As weak as the policies are, they’re still only loosely enforced. The requirement that researchers “annually report to their institutions their outside financial interests that are in any way related to their academic responsibilities” has been flouted, and in some cases, such as at Emory University School of Medicine, the violations could hardly have escaped the notice of the institutions.

All of this raises the question of why it is apparently so difficult to prohibit conflicts of interest. Korn implies that we need a “nuanced” approach because these financial relationships somehow facilitate the development of new treatments. But I see no evidence for that. As I pointed out in my article, before conflicts of interest became virtually ubiquitous in academic medicine, research was at least as innovative. Furthermore, collaboration with industry on research does not require the personal enrichment of the researchers, nor does it require that faculty have myriad irrelevant financial associations with industry. I’m afraid that the gingerly treatment of the problem has more to do with preserving income than with facilitating development of new treatments. I am also unsympathetic to the notion that the public is somehow responsible for making academic medical centers behave badly.

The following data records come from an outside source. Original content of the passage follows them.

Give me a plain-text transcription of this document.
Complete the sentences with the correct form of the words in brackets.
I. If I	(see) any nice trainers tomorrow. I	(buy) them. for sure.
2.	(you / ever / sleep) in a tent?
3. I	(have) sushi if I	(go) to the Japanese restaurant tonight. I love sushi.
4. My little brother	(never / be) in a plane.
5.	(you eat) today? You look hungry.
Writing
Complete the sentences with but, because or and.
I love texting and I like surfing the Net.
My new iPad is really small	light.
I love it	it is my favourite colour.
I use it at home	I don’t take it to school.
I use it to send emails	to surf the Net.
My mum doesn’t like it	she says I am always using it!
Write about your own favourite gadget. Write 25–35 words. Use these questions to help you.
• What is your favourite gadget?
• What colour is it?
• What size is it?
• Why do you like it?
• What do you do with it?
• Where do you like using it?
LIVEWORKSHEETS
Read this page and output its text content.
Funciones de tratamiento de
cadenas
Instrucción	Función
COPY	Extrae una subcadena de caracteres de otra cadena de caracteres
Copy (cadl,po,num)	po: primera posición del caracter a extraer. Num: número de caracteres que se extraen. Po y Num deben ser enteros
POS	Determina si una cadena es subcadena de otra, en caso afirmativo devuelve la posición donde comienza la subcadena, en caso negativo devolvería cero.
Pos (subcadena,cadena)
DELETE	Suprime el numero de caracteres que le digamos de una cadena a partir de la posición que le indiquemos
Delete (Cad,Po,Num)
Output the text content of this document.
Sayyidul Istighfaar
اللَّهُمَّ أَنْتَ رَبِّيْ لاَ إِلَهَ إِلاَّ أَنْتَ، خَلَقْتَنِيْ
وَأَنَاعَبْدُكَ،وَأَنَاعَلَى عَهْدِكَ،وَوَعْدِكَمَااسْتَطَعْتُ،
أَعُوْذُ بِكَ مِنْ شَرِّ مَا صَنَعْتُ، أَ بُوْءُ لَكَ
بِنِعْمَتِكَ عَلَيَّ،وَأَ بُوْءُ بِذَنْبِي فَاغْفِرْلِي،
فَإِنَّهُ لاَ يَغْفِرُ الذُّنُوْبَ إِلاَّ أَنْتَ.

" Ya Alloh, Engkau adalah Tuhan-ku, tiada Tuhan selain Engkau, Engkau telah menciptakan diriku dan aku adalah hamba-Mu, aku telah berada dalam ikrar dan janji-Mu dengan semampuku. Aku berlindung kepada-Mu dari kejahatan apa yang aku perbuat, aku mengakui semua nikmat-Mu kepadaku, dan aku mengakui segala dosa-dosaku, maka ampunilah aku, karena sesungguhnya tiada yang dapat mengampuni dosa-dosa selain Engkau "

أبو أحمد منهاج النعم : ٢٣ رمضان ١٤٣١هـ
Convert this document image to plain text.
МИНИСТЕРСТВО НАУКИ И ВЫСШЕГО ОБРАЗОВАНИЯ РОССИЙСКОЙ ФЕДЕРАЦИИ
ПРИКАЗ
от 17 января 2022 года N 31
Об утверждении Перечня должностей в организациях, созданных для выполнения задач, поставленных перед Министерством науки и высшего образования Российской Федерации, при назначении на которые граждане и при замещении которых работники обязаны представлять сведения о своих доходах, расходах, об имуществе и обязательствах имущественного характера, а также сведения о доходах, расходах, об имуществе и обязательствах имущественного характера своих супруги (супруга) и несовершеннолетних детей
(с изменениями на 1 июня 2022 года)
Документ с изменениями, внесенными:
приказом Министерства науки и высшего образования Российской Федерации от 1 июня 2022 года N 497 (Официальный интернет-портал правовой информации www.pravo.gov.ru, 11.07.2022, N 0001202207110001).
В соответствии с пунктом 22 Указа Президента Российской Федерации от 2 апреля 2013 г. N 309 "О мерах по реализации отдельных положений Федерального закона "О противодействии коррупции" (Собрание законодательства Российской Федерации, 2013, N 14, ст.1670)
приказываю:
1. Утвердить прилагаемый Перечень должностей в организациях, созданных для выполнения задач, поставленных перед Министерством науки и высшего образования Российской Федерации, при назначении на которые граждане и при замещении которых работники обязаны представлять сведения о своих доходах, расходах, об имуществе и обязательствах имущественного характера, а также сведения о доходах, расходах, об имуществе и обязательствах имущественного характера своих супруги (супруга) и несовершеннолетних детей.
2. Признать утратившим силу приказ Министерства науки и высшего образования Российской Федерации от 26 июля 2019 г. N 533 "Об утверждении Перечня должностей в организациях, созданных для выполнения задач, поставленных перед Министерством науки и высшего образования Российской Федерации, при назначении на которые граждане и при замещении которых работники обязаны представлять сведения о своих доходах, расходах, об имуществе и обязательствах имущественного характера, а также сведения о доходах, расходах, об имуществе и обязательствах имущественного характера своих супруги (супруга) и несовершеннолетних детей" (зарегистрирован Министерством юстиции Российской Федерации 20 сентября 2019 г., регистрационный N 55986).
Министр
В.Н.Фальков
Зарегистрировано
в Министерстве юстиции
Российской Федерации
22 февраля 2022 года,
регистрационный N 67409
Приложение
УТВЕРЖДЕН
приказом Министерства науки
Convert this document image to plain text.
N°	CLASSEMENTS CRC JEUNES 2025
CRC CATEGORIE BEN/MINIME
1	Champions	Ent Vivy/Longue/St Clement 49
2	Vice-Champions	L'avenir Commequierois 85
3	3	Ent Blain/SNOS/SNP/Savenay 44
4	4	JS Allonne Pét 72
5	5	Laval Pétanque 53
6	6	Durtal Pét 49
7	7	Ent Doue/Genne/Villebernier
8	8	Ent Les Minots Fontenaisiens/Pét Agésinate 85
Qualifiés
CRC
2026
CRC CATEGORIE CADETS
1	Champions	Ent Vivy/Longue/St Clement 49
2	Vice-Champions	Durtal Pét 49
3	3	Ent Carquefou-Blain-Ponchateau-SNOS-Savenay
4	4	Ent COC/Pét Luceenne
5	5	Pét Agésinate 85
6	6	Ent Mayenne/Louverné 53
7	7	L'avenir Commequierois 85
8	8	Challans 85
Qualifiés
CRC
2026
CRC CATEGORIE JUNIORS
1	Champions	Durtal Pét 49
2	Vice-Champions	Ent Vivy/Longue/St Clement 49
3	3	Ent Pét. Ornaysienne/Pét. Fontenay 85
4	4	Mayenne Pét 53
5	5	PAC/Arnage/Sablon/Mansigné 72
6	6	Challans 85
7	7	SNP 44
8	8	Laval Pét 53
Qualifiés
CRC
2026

Emma D’Arcy is simply wrong in nearly all of her assertions. First of all, there is plenty of proof that conflicts of interest distort medical research, education, and clinical practice. Second, medical and pharmaceutical professionals do not “aspire to the same goals,” as Brody’s story about Roche and Tamiflu makes clear. The primary goal of investor-owned companies is to maximize their shareholders’ stock. As I mentioned in my article, nearly every major drug company has had to pay enormous fines because they engaged in illegal activities to do so, and there are well-documented instances of companies suppressing evidence that their drugs were dangerous. Third, neither consumers nor physicians are “adept at distinguishing between overt brand promotion and useful information.” In fact, it’s the drug companies that are adept at disguising one as the other. Finally, I believe D’Arcy should have disclosed the fact that she works for the Chandler Chicco Agency, a large public relations firm that counts among its clients nearly every major pharmaceutical company.

Health care in the United States faces many problems. Recently passed legislation might mitigate some of them, but those presented by the relationship between industry and the medical profession will continue to plague us until we clarify where our commitments lie. For all our sakes, the medical profession needs to be true to its purpose.